ROLLIER n. m. est un emprunt des ornithologues (1760) à l'allemand Roller (1604 chez Gessner), peut-être par l'anglais. Le nom serait une onomatopée du cri de cet oiseau, un passereau insectivore à plumage bleu-vert, à grosse tête et longue queue, de la taille d'un petit pigeon (voisin du geai bleu).
ROLLMOPS n. m. inv. est l'emprunt (1923) de l'allemand Rollmops (peu avant 1878 à Berlin) qui désigne un hareng mariné dont on a enlevé les arêtes en le fendant, enroulé autour d'un cornichon. Le premier élément représente le verbe rollen, du moyen haut allemand rollen, lui-même emprunté (comme l'anglais to roll) à l'ancien français rol(l)er, français rouler*. L'élément mops n'est pas expliqué (l'allemand a Mops « petit chien », sans qu'on voie le rapport ; on peut toutefois songer à une métaphore analogue à celle de hot dog, littéralement « chien chaud », en anglais).

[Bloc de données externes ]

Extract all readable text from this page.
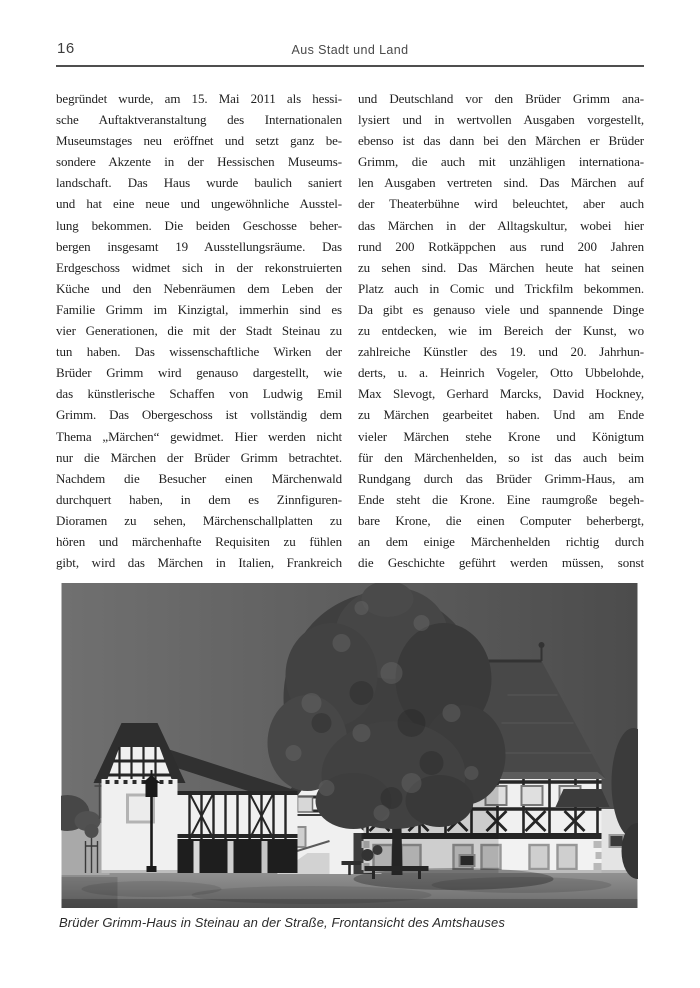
16	Aus Stadt und Land
begründet wurde, am 15. Mai 2011 als hessi-
sche Auftaktveranstaltung des Internationalen
Museumstages neu eröffnet und setzt ganz be-
sondere Akzente in der Hessischen Museums-
landschaft. Das Haus wurde baulich saniert
und hat eine neue und ungewöhnliche Ausstel-
lung bekommen. Die beiden Geschosse beher-
bergen insgesamt 19 Ausstellungsräume. Das
Erdgeschoss widmet sich in der rekonstruierten
Küche und den Nebenräumen dem Leben der
Familie Grimm im Kinzigtal, immerhin sind es
vier Generationen, die mit der Stadt Steinau zu
tun haben. Das wissenschaftliche Wirken der
Brüder Grimm wird genauso dargestellt, wie
das künstlerische Schaffen von Ludwig Emil
Grimm. Das Obergeschoss ist vollständig dem
Thema „Märchen“ gewidmet. Hier werden nicht
nur die Märchen der Brüder Grimm betrachtet.
Nachdem die Besucher einen Märchenwald
durchquert haben, in dem es Zinnfiguren-
Dioramen zu sehen, Märchenschallplatten zu
hören und märchenhafte Requisiten zu fühlen
gibt, wird das Märchen in Italien, Frankreich
und Deutschland vor den Brüder Grimm ana-
lysiert und in wertvollen Ausgaben vorgestellt,
ebenso ist das dann bei den Märchen er Brüder
Grimm, die auch mit unzähligen internationa-
len Ausgaben vertreten sind. Das Märchen auf
der Theaterbühne wird beleuchtet, aber auch
das Märchen in der Alltagskultur, wobei hier
rund 200 Rotkäppchen aus rund 200 Jahren
zu sehen sind. Das Märchen heute hat seinen
Platz auch in Comic und Trickfilm bekommen.
Da gibt es genauso viele und spannende Dinge
zu entdecken, wie im Bereich der Kunst, wo
zahlreiche Künstler des 19. und 20. Jahrhun-
derts, u. a. Heinrich Vogeler, Otto Ubbelohde,
Max Slevogt, Gerhard Marcks, David Hockney,
zu Märchen gearbeitet haben. Und am Ende
vieler Märchen stehe Krone und Königtum
für den Märchenhelden, so ist das auch beim
Rundgang durch das Brüder Grimm-Haus, am
Ende steht die Krone. Eine raumgroße begeh-
bare Krone, die einen Computer beherbergt,
an dem einige Märchenhelden richtig durch
die Geschichte geführt werden müssen, sonst
Brüder Grimm-Haus in Steinau an der Straße, Frontansicht des Amtshauses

1 ROM n. m. (1857, les Rômes) est un emprunt à la langue des tsiganes, où le mot signifie « homme », pour désigner un membre du peuple autrefois appelé bohémien, puis gitan, tsigane (voir ces mots). Il s'est dit en argot (par exemple dans le Breton) pour « homme, mec ». Depuis les années 1990, les Roms et le rom, leur langue (ou ROMANI) tendent à remplacer de manière neutre tous les mots, trop souvent péjoratifs (à l'exception de tsigane) par lesquels on désignait en français ce peuple.
❏ voir ROMANICHEL.
2 ROM n. f. est le sigle de l'expression anglaise Read Only Memory « mémoire que l'on peut seulement lire », mémoire non modifiable (d'un ordinateur). Il est associé à CD (« disque numérique compact ») dans CD-Rom (cédérom).
1 ROMAIN, AINE n. et adj. est emprunté (1080 comme nom) au latin romanus « de Rome », employé avec une valeur caractérisante dans l'expression romano more (« à la mode romaine »), c'est-à-dire « franchement, nettement » et, à basse époque, pour « de l'Église romaine ». Cet adjectif est substantivé comme nom ethnique du peuple romain (Romani pluriel, Romanus singulier collectif) et, particulièrement, de l'habitant (Romanus, Romana au féminin). Le mot est dérivé de Roma « Rome », nom probablement d'origine étrusque.
❏  Romain est repris comme nom ethnique pour désigner l'habitant de la Rome antique, ville et empire (XIIIe s.), puis aussi de la Rome moderne, après la chute de l'Empire romain (v. 1380), l'adjectif qualifiant d'abord (fin XIIe s.) ce qui est relatif à la Rome moderne, siège de l'Église catholique. D'autres emplois concernent la Rome moderne : dès les premières attestations, romain qualifie, en religion, ce qui est du ressort du Saint-Siège, entrant ultérieurement dans les syntagmes Église romaine (1688, chez Bossuet), Église catholique, apostolique et romaine (1657), liturgie romaine, etc.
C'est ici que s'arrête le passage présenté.